Tangan gue mengepal erat demi menahan geram, saat berpasang-pasang mata menjadikan gue sebagai tontonan. Ada yang terang-terangan memperlihatkan keterkejutan, ada pula yang cuma berani melirik diam-diam.

Kafe es krim langganan kami sejak kuliah ini memang nggak pernah sepi. Mungkin karena si pemilik mendesain ruangan bernuansa alam dengan beberapa tanaman hidup, sehingga menambah kesan asri dan menenangkan. Belum lagi pemilihan warna pastel di setiap benda yang ada di dalamnya, membuat siapa pun betah untuk berlama-lama berada di sini. Namun, yang pasti rasa es krimnya enak. Nggak terlalu manis, tapi susunya terasa dan juga lembut banget.

Awalnya Bella yang menemukan tempat ini. Hampir dua hari sekali, si pecinta es krim itu mengajak gue dan Belva untuk jajan atau sekadar nongkrong. Ya, dulu gue selalu nyaman berada di tengah pengunjung yang mayoritas pelajar dan mahasiswa. Bahkan setelah lulus kuliah pun, kami masih sering ke sini. Namun, sekarang sangat berbeda.

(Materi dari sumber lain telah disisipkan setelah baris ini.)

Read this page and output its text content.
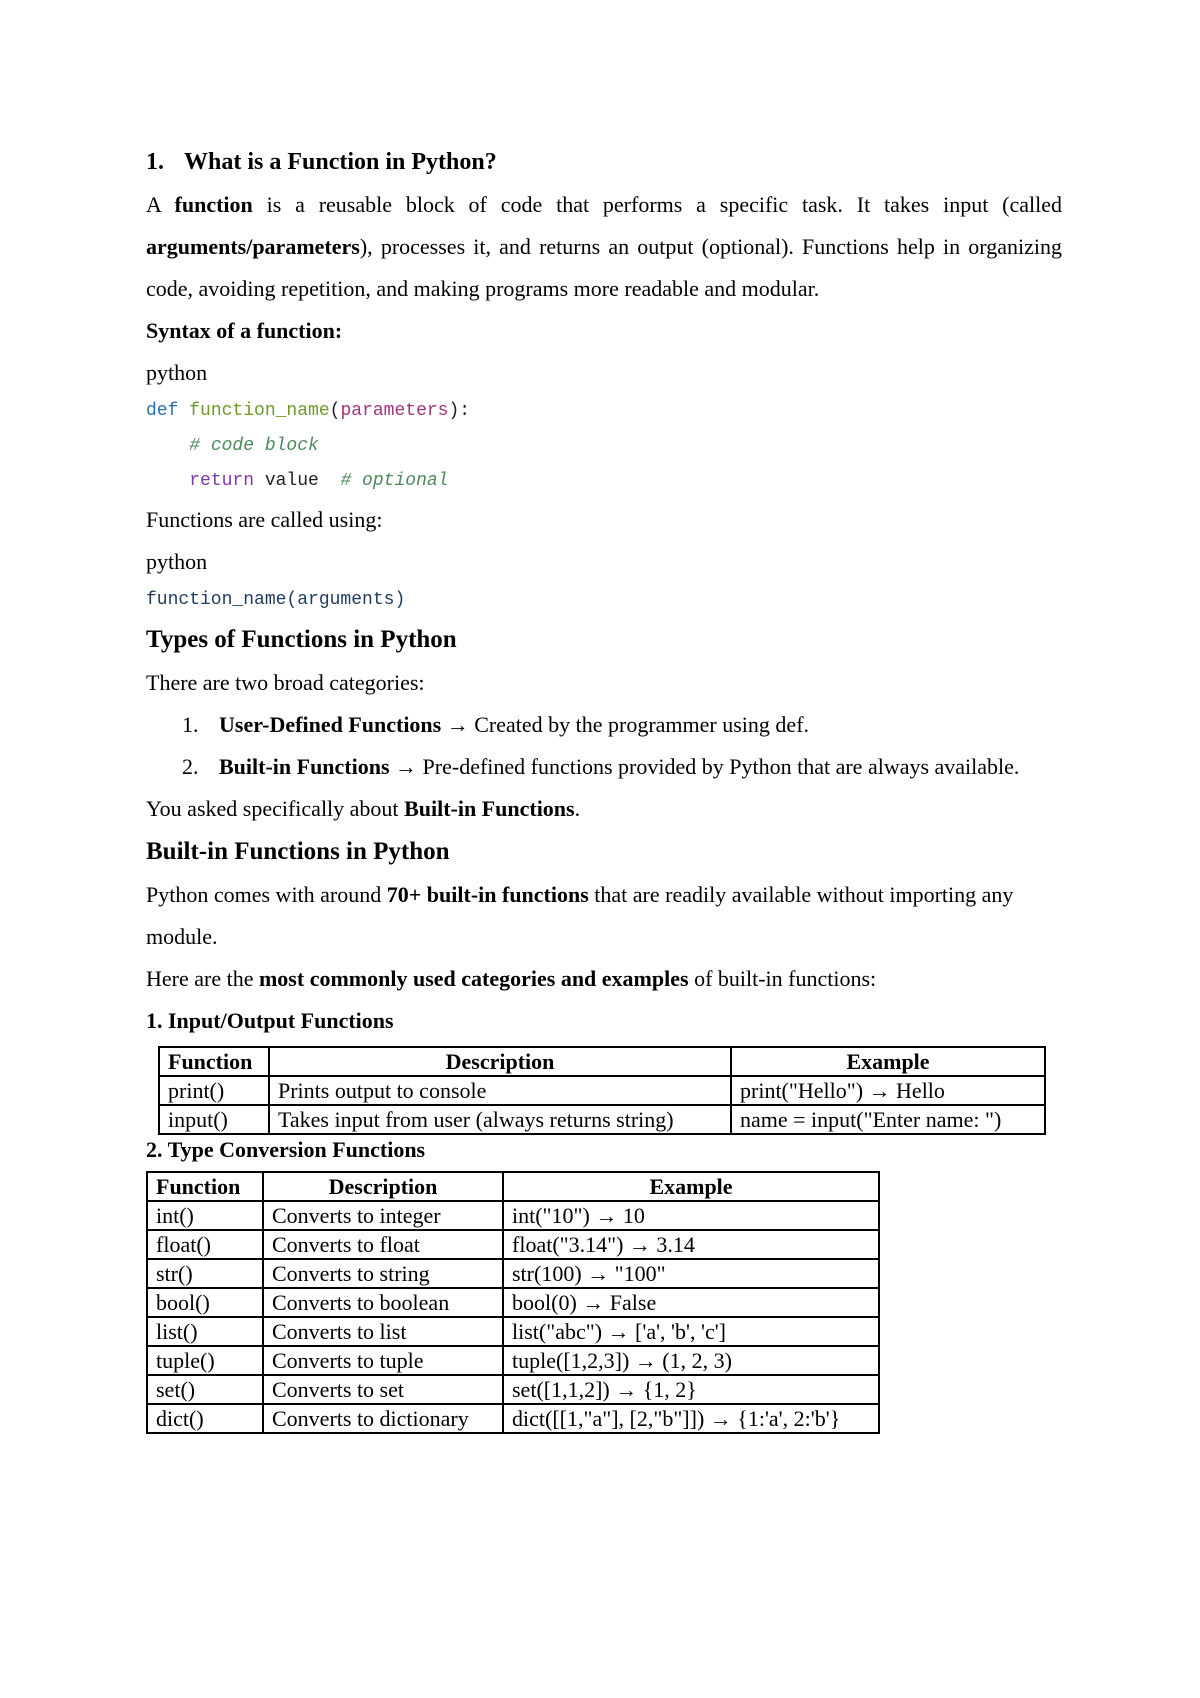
1. What is a Function in Python?

A function is a reusable block of code that performs a specific task. It takes input (called arguments/parameters), processes it, and returns an output (optional). Functions help in organizing code, avoiding repetition, and making programs more readable and modular.

Syntax of a function:

python

def function_name(parameters):
# code block
return value  # optional

Functions are called using:

python

function_name(arguments)

Types of Functions in Python

There are two broad categories:

1. User-Defined Functions → Created by the programmer using def.
2. Built-in Functions → Pre-defined functions provided by Python that are always available.

You asked specifically about Built-in Functions.

Built-in Functions in Python

Python comes with around 70+ built-in functions that are readily available without importing any module.

Here are the most commonly used categories and examples of built-in functions:

1. Input/Output Functions

Function	Description	Example
print()	Prints output to console	print("Hello") → Hello
input()	Takes input from user (always returns string)	name = input("Enter name: ")

2. Type Conversion Functions

Function	Description	Example
int()	Converts to integer	int("10") → 10
float()	Converts to float	float("3.14") → 3.14
str()	Converts to string	str(100) → "100"
bool()	Converts to boolean	bool(0) → False
list()	Converts to list	list("abc") → ['a', 'b', 'c']
tuple()	Converts to tuple	tuple([1,2,3]) → (1, 2, 3)
set()	Converts to set	set([1,1,2]) → {1, 2}
dict()	Converts to dictionary	dict([[1,"a"], [2,"b"]]) → {1:'a', 2:'b'}
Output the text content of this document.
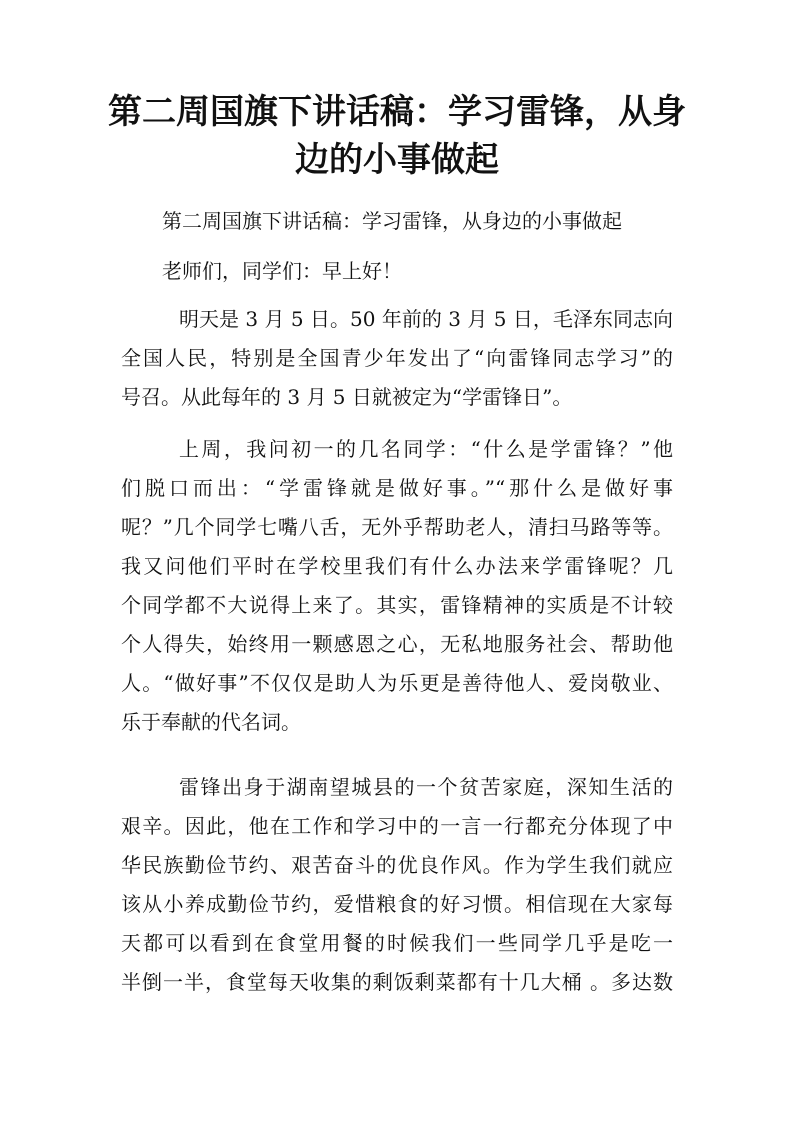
第二周国旗下讲话稿：学习雷锋，从身
边的小事做起

第二周国旗下讲话稿：学习雷锋，从身边的小事做起

老师们，同学们：早上好！

明天是 3 月 5 日。50 年前的 3 月 5 日，毛泽东同志向
全国人民，特别是全国青少年发出了“向雷锋同志学习”的
号召。从此每年的 3 月 5 日就被定为“学雷锋日”。
上周，我问初一的几名同学：“什么是学雷锋？”他
们脱口而出：“学雷锋就是做好事。”“那什么是做好事
呢？”几个同学七嘴八舌，无外乎帮助老人，清扫马路等等。
我又问他们平时在学校里我们有什么办法来学雷锋呢？几
个同学都不大说得上来了。其实，雷锋精神的实质是不计较
个人得失，始终用一颗感恩之心，无私地服务社会、帮助他
人。“做好事”不仅仅是助人为乐更是善待他人、爱岗敬业、
乐于奉献的代名词。
雷锋出身于湖南望城县的一个贫苦家庭，深知生活的
艰辛。因此，他在工作和学习中的一言一行都充分体现了中
华民族勤俭节约、艰苦奋斗的优良作风。作为学生我们就应
该从小养成勤俭节约，爱惜粮食的好习惯。相信现在大家每
天都可以看到在食堂用餐的时候我们一些同学几乎是吃一
半倒一半，食堂每天收集的剩饭剩菜都有十几大桶 。多达数
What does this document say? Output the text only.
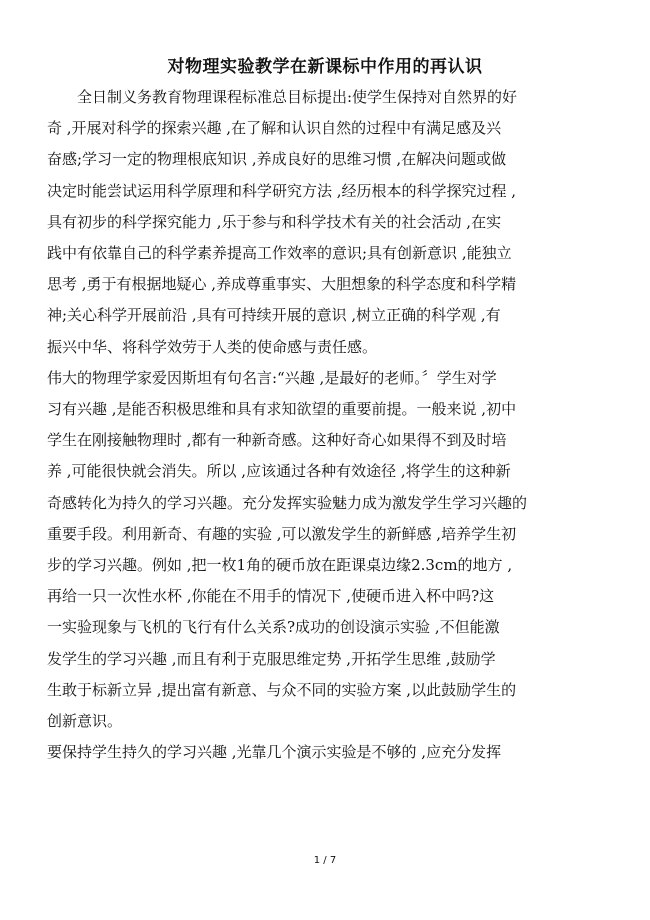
对物理实验教学在新课标中作用的再认识
　　全日制义务教育物理课程标准总目标提出:使学生保持对自然界的好
奇 ,开展对科学的探索兴趣 ,在了解和认识自然的过程中有满足感及兴
奋感;学习一定的物理根底知识 ,养成良好的思维习惯 ,在解决问题或做
决定时能尝试运用科学原理和科学研究方法 ,经历根本的科学探究过程 ,
具有初步的科学探究能力 ,乐于参与和科学技术有关的社会活动 ,在实
践中有依靠自己的科学素养提高工作效率的意识;具有创新意识 ,能独立
思考 ,勇于有根据地疑心 ,养成尊重事实、大胆想象的科学态度和科学精
神;关心科学开展前沿 ,具有可持续开展的意识 ,树立正确的科学观 ,有
振兴中华、将科学效劳于人类的使命感与责任感。
伟大的物理学家爱因斯坦有句名言:“兴趣 ,是最好的老师。〞学生对学
习有兴趣 ,是能否积极思维和具有求知欲望的重要前提。一般来说 ,初中
学生在刚接触物理时 ,都有一种新奇感。这种好奇心如果得不到及时培
养 ,可能很快就会消失。所以 ,应该通过各种有效途径 ,将学生的这种新
奇感转化为持久的学习兴趣。充分发挥实验魅力成为激发学生学习兴趣的
重要手段。利用新奇、有趣的实验 ,可以激发学生的新鲜感 ,培养学生初
步的学习兴趣。例如 ,把一枚1角的硬币放在距课桌边缘2.3cm的地方 ,
再给一只一次性水杯 ,你能在不用手的情况下 ,使硬币进入杯中吗?这
一实验现象与飞机的飞行有什么关系?成功的创设演示实验 ,不但能激
发学生的学习兴趣 ,而且有利于克服思维定势 ,开拓学生思维 ,鼓励学
生敢于标新立异 ,提出富有新意、与众不同的实验方案 ,以此鼓励学生的
创新意识。
要保持学生持久的学习兴趣 ,光靠几个演示实验是不够的 ,应充分发挥
1 / 7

Gue nggak bisa menemukan kata nyaman di kafe ini. Sangat berbeda dengan yang gue rasakan saat di restoran hotel bareng Papi atau di warung bakso dengan Leon. Mungkin saat di restoran, pengunjungnya mayoritas sudah lebih dewasa jadi nggak begitu kepo dengan keanehan macam gue. Sedangkan pembeli di warung bakso pun kebanyakan para tenaga medis. Tentunya mereka sudah terbiasa dengan orang difabel seperti gue.

"Gue mau pulang!" Gue meraih tuas kunci di kursi roda. Tatapan mereka semakin membuat gue risih, karena beberapa bahkan dengan terang-terangan menunjuk ke kursi roda gue.

"Enak aja! Kita baru di sini lima menit, Cris. Es krim gue juga belum habis. Kenapa sih?" protes Bella.

Walaupun Belva sudah memilihkan meja di pojok ruang, gue tetap merasa nggak nyaman. "Kalau lo masih mau di sini, gue bisa panggil taksi."

"Lo kenapa sih, Cris?" Bella menahan tangan gue yang bersiap menggulir roda.

Gue menarik napas panjang. "Dari awal 'kan gue memang males ikut kalian."

"Jadi ... kalau sama kita lo males, tapi kalau diajak Leon mau. Lo udah nggak nganggep kita sahabat lo lagi, ya?" protes Bella.

"Udah deh, Bel, gue baru males ribut. Pokoknya gue mau pulang."

"Lo merasa jadi tontonan?" tembak Belva sambil menyandarkan punggung sambil mengamati sekitar.

Ucapan Belva mengusik harga diri gue. Walau sebenarnya apa yang dia katakan nggak salah. "Lepasin, Bel." Gue menepis tangan Bella yang masih menahan kursi roda gue.

"Sejak kapan lo jadi suka melarikan diri kayak gini?" Pertanyaan Belva kembali menghentikan gerakan tangan gue.

"Gue nggak melarikan diri!" desis gue tajam ke arah Belva. Memangnya dia siapa? Seenaknya menuduh gue yang enggak-enggak.

Belva tertawa pelan. "Lo ngacir gara-gara pengunjung kafe pada ngelihatin lo 'kan? Apa namanya kalau bukan melarikan diri?"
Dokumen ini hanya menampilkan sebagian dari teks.